Department of the Army civilian prosthetic providers provide the most cost effective delivery of prosthetic patient care. Contract providers enable the DoD to rapidly expand or contract the requirements based on the size of mission at any moment in time. These contracts are small business set-aside, competitively bid contracts with a single provider award. Best value is guaranteed within these contracts through pricing proposals provided by the vendor in the bid phase of the procurement. The civilian model has a wide degree of variability in costs because of the use of “not otherwise classified” codes within the healthcare common procedure coding system. The DoD requires offerors to list what “not otherwise classified” procedures and components they propose to bill and the amount of reimbursement they that are seeking. DoD contract officer representative (COR) may reject any bid with a ‘not otherwise specified code” determined to be excessive.

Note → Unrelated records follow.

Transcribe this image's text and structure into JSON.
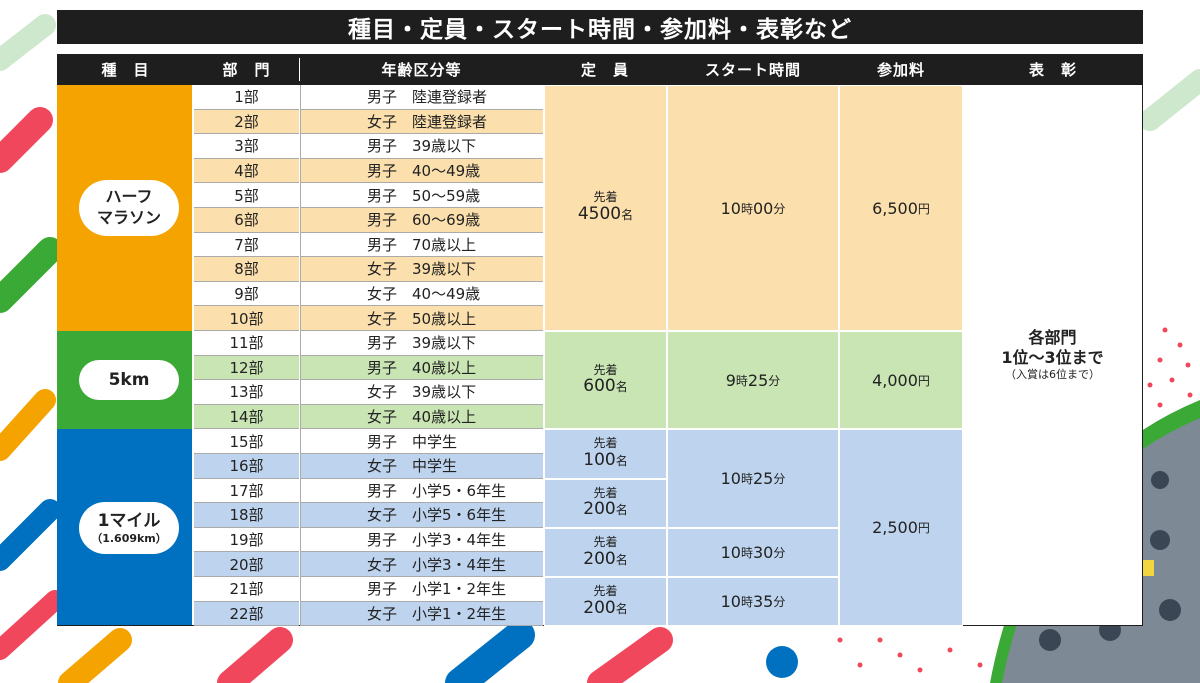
{
  "title": "種目・定員・スタート時間・参加料・表彰など",
  "headers": [
    "種　目",
    "部　門",
    "年齢区分等",
    "定　員",
    "スタート時間",
    "参加料",
    "表　彰"
  ],
  "events": [
    {
      "name_line1": "ハーフ",
      "name_line2": "マラソン",
      "color": "#f5a300",
      "row_light": "#ffffff",
      "row_dark": "#fbdfac",
      "block_color": "#fbdfac"
    },
    {
      "name_line1": "5km",
      "name_line2": "",
      "color": "#3aa935",
      "row_light": "#ffffff",
      "row_dark": "#c9e5b4",
      "block_color": "#c9e5b4"
    },
    {
      "name_line1": "1マイル",
      "name_line2": "（1.609km）",
      "color": "#0070c0",
      "row_light": "#ffffff",
      "row_dark": "#bed4ee",
      "block_color": "#bed4ee"
    }
  ],
  "divisions": [
    {
      "div": "1部",
      "age": "男子　陸連登録者"
    },
    {
      "div": "2部",
      "age": "女子　陸連登録者"
    },
    {
      "div": "3部",
      "age": "男子　39歳以下"
    },
    {
      "div": "4部",
      "age": "男子　40〜49歳"
    },
    {
      "div": "5部",
      "age": "男子　50〜59歳"
    },
    {
      "div": "6部",
      "age": "男子　60〜69歳"
    },
    {
      "div": "7部",
      "age": "男子　70歳以上"
    },
    {
      "div": "8部",
      "age": "女子　39歳以下"
    },
    {
      "div": "9部",
      "age": "女子　40〜49歳"
    },
    {
      "div": "10部",
      "age": "女子　50歳以上"
    },
    {
      "div": "11部",
      "age": "男子　39歳以下"
    },
    {
      "div": "12部",
      "age": "男子　40歳以上"
    },
    {
      "div": "13部",
      "age": "女子　39歳以下"
    },
    {
      "div": "14部",
      "age": "女子　40歳以上"
    },
    {
      "div": "15部",
      "age": "男子　中学生"
    },
    {
      "div": "16部",
      "age": "女子　中学生"
    },
    {
      "div": "17部",
      "age": "男子　小学5・6年生"
    },
    {
      "div": "18部",
      "age": "女子　小学5・6年生"
    },
    {
      "div": "19部",
      "age": "男子　小学3・4年生"
    },
    {
      "div": "20部",
      "age": "女子　小学3・4年生"
    },
    {
      "div": "21部",
      "age": "男子　小学1・2年生"
    },
    {
      "div": "22部",
      "age": "女子　小学1・2年生"
    }
  ],
  "capacity": [
    {
      "label": "先着",
      "value": "4500",
      "unit": "名"
    },
    {
      "label": "先着",
      "value": "600",
      "unit": "名"
    },
    {
      "label": "先着",
      "value": "100",
      "unit": "名"
    },
    {
      "label": "先着",
      "value": "200",
      "unit": "名"
    },
    {
      "label": "先着",
      "value": "200",
      "unit": "名"
    },
    {
      "label": "先着",
      "value": "200",
      "unit": "名"
    }
  ],
  "start_times": [
    {
      "h": "10",
      "hu": "時",
      "m": "00",
      "mu": "分"
    },
    {
      "h": "9",
      "hu": "時",
      "m": "25",
      "mu": "分"
    },
    {
      "h": "10",
      "hu": "時",
      "m": "25",
      "mu": "分"
    },
    {
      "h": "10",
      "hu": "時",
      "m": "30",
      "mu": "分"
    },
    {
      "h": "10",
      "hu": "時",
      "m": "35",
      "mu": "分"
    }
  ],
  "fees": [
    {
      "value": "6,500",
      "unit": "円"
    },
    {
      "value": "4,000",
      "unit": "円"
    },
    {
      "value": "2,500",
      "unit": "円"
    }
  ],
  "award": {
    "line1": "各部門",
    "line2": "1位〜3位まで",
    "line3": "（入賞は6位まで）"
  }
}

A large percentage of our patients receive a significant portion of their care through the Veterans Health Administration at VA. This is crucial to the success of both DoD and VA patient care, as the DoD does not have the capacity to provide lifelong prosthetic care to all Wounded Warriors. In the early years of current conflicts, patients reported frustration with long delays in the VA process. Things have improved since the VA expanded its Amputation System of Care, organizing and structuring interdisciplinary care teams, increasing VA/DoD collaboration including advanced technology training initiatives, clinical practice guidelines, the establishment of the DoD-VA Extremity Trauma and Amputation Center of Excellence (EACE), and the development of Regional Amputee Centers (RACs). These initiatives have demonstrated that there is a much closer relationship and greater parity with the DoD advanced rehabilitation centers. We are actively engaged with the transition of our Wounded Warrior amputee patients to VA care and recognize, as reflected in a recent VA Inspector General report, that the care provided by the VA is comprehensive and lifelong.

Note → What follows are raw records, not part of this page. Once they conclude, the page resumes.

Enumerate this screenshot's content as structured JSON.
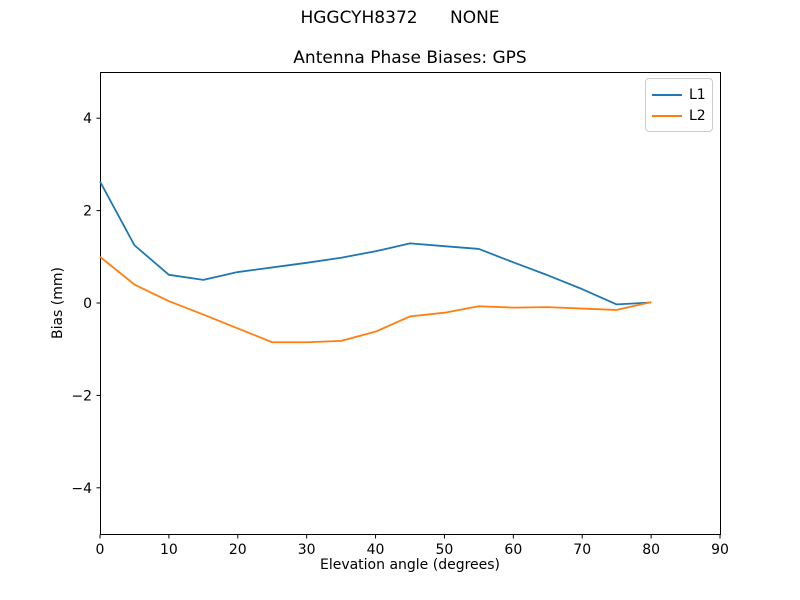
{
  "chart_data": {
    "type": "line",
    "suptitle": "HGGCYH8372      NONE",
    "title": "Antenna Phase Biases: GPS",
    "xlabel": "Elevation angle (degrees)",
    "ylabel": "Bias (mm)",
    "xlim": [
      0,
      90
    ],
    "ylim": [
      -5,
      5
    ],
    "xticks": [
      0,
      10,
      20,
      30,
      40,
      50,
      60,
      70,
      80,
      90
    ],
    "yticks": [
      -4,
      -2,
      0,
      2,
      4
    ],
    "grid": false,
    "legend_position": "upper right",
    "background_color": "#ffffff",
    "frame_color": "#000000",
    "x": [
      0,
      5,
      10,
      15,
      20,
      25,
      30,
      35,
      40,
      45,
      50,
      55,
      60,
      65,
      70,
      75,
      80
    ],
    "series": [
      {
        "name": "L1",
        "color": "#1f77b4",
        "values": [
          2.63,
          1.25,
          0.61,
          0.5,
          0.67,
          0.77,
          0.87,
          0.98,
          1.12,
          1.29,
          1.23,
          1.17,
          0.88,
          0.6,
          0.3,
          -0.03,
          0.01
        ]
      },
      {
        "name": "L2",
        "color": "#ff7f0e",
        "values": [
          1.0,
          0.4,
          0.04,
          -0.25,
          -0.55,
          -0.85,
          -0.85,
          -0.82,
          -0.62,
          -0.29,
          -0.21,
          -0.07,
          -0.1,
          -0.09,
          -0.12,
          -0.15,
          0.02
        ]
      }
    ]
  }
}
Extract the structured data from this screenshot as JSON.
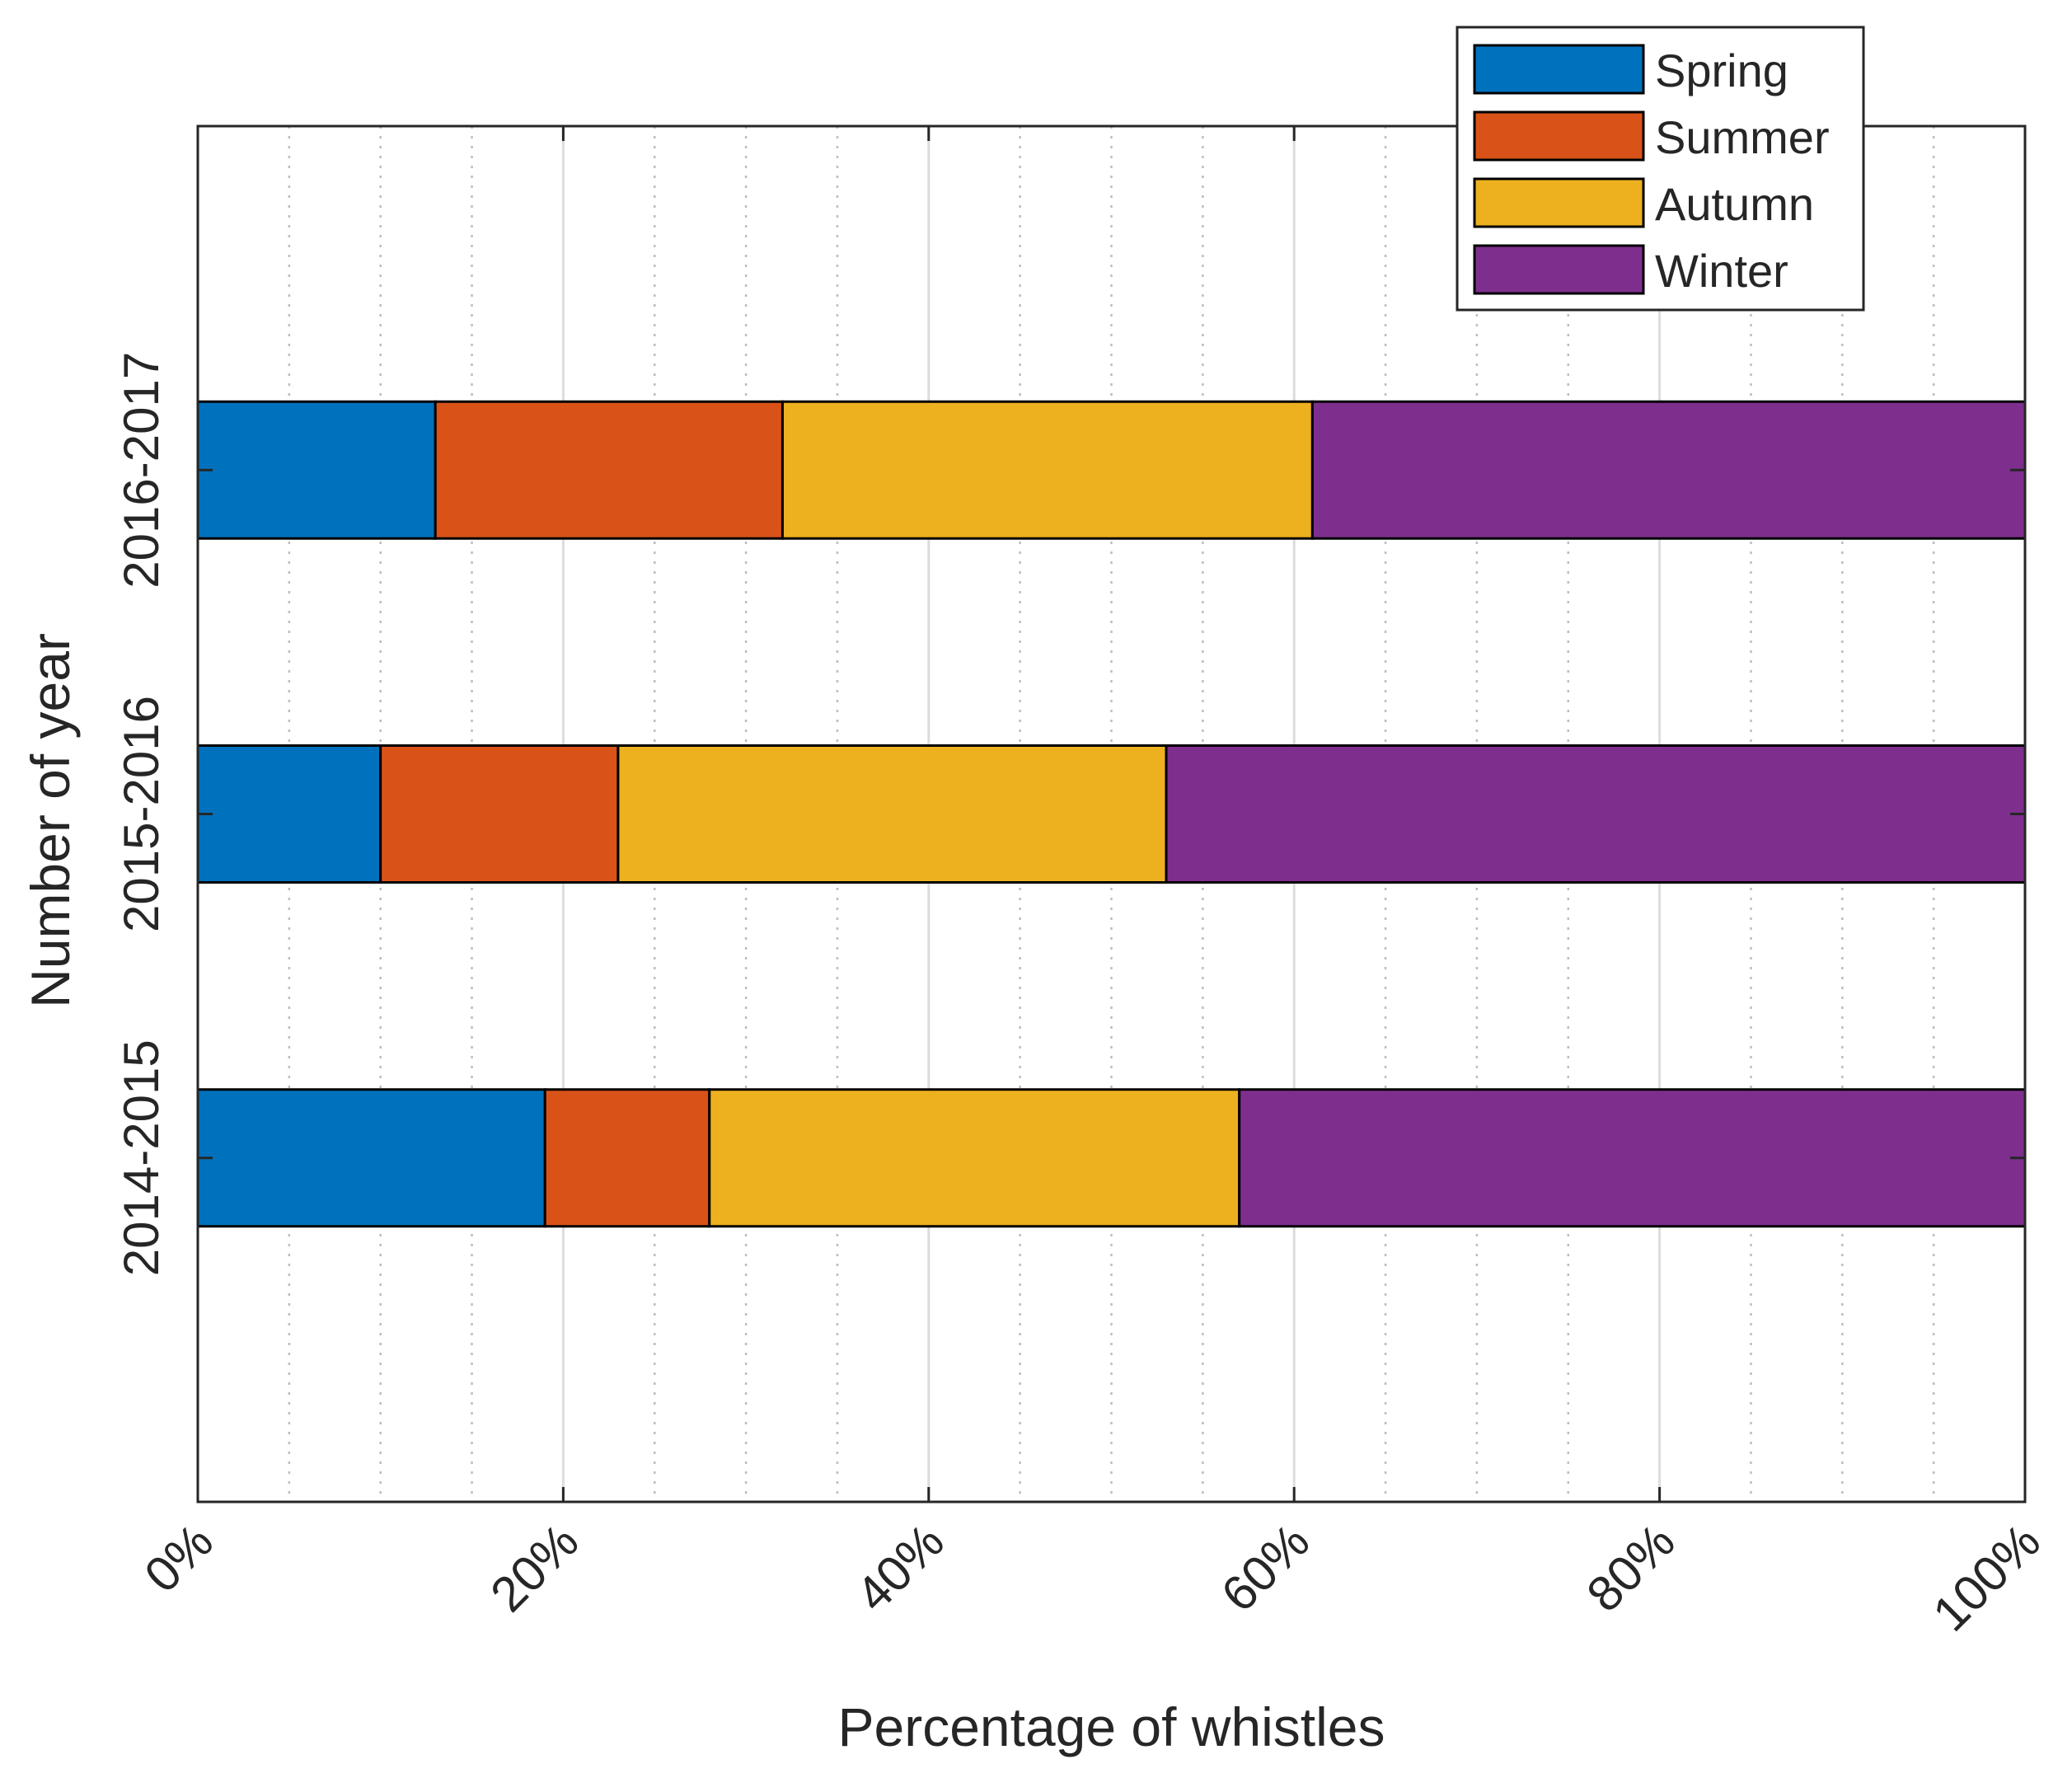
{
  "chart_data": {
    "type": "bar",
    "orientation": "horizontal",
    "stacked": true,
    "categories": [
      "2014-2015",
      "2015-2016",
      "2016-2017"
    ],
    "series": [
      {
        "name": "Spring",
        "color": "#0072BD",
        "values": [
          19,
          10,
          13
        ]
      },
      {
        "name": "Summer",
        "color": "#D95319",
        "values": [
          9,
          13,
          19
        ]
      },
      {
        "name": "Autumn",
        "color": "#EDB120",
        "values": [
          29,
          30,
          29
        ]
      },
      {
        "name": "Winter",
        "color": "#7E2F8E",
        "values": [
          43,
          47,
          39
        ]
      }
    ],
    "xlabel": "Percentage of whistles",
    "ylabel": "Number of year",
    "xlim": [
      0,
      100
    ],
    "xticks": [
      "0%",
      "20%",
      "40%",
      "60%",
      "80%",
      "100%"
    ],
    "grid": true,
    "legend_position": "top-right"
  }
}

We continue to work closely with the VA, we have their providers working in our clinics at both the CFI and at the MATC, to create a great relationship where we share knowledge and assist patients as they transition to long term care with the VA system. Through our long history of DoD and VA collaborative research and patient care efforts we are continuing to meet the needs of our Wounded Warriors and Veterans.